Set shell environment variable without using a shell builtin command

Question

I am using a program that takes a "command" as an argument and then adds some helpful wraping around it. Presumably in an effort to be helpful it appears to checks to make sure the command "exists". As far as I can tell this check is something like which. In my bash shell commands like set and export are built in and therefore which doesn't return anything.

Is there a way to set an environment variable without using a shell builtin.

My thought was to do something like define set.sh to be

#! /bin/bash
export $1

but this seems mildly crazy

Answer 1

No. Only the shell can change its own environment; set and export must always be built-ins.

This is also true of cd, alias and so on.

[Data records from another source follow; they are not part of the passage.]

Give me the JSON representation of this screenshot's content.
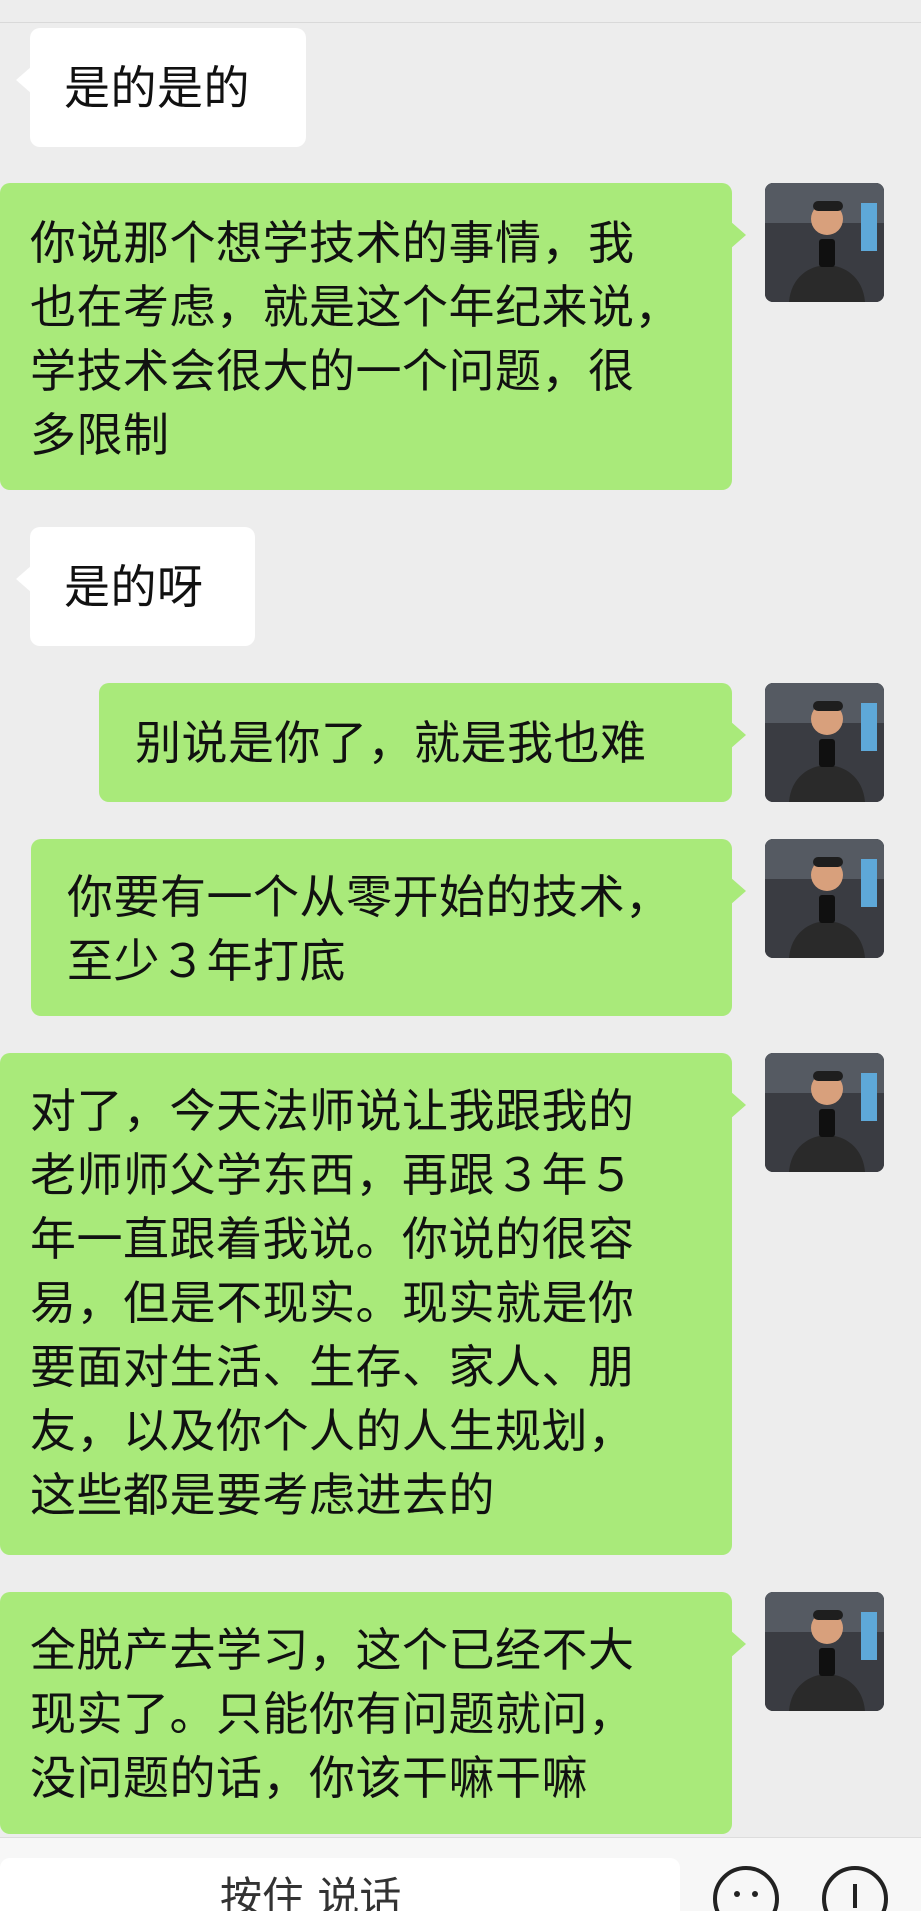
{
  "messages": [
    {
      "side": "incoming",
      "text": "是的是的"
    },
    {
      "side": "outgoing",
      "text": "你说那个想学技术的事情，我\n也在考虑，就是这个年纪来说，\n学技术会很大的一个问题，很\n多限制"
    },
    {
      "side": "incoming",
      "text": "是的呀"
    },
    {
      "side": "outgoing",
      "text": "别说是你了，就是我也难"
    },
    {
      "side": "outgoing",
      "text": "你要有一个从零开始的技术，\n至少３年打底"
    },
    {
      "side": "outgoing",
      "text": "对了，今天法师说让我跟我的\n老师师父学东西，再跟３年５\n年一直跟着我说。你说的很容\n易，但是不现实。现实就是你\n要面对生活、生存、家人、朋\n友，以及你个人的人生规划，\n这些都是要考虑进去的"
    },
    {
      "side": "outgoing",
      "text": "全脱产去学习，这个已经不大\n现实了。只能你有问题就问，\n没问题的话，你该干嘛干嘛"
    }
  ],
  "input_bar": {
    "voice_label": "按住 说话",
    "emoji_icon": "emoji-icon",
    "plus_icon": "plus-icon"
  },
  "colors": {
    "background": "#ededed",
    "incoming_bubble": "#ffffff",
    "outgoing_bubble": "#a9ea7a"
  }
}
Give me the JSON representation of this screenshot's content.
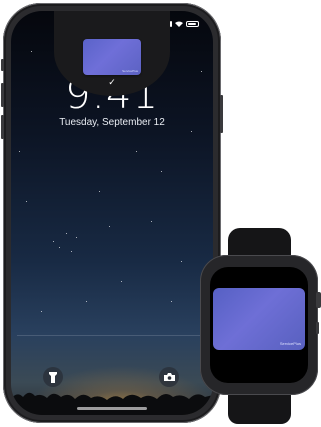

The best I can suggest is to reimplement your wrapper using a shell function. Either that or a shell script that you "source". Either way, a wrapper that runs inside the shell can do these things more seemlessly.

Answer 2

A possible workaround for your original problem would be a wrapper for your wrapper (Xzibit image not included):

#!/bin/bash

command="$1"
temp=$(mktemp -d)

> "$temp/$command"
chmod a+x "$temp/$command"

PATH+=:$temp

your_wrapper

rm -r "$temp"

This creates an empty executable which will pass your wrapper's tests without overriding the command that you actually want to run (the builtin).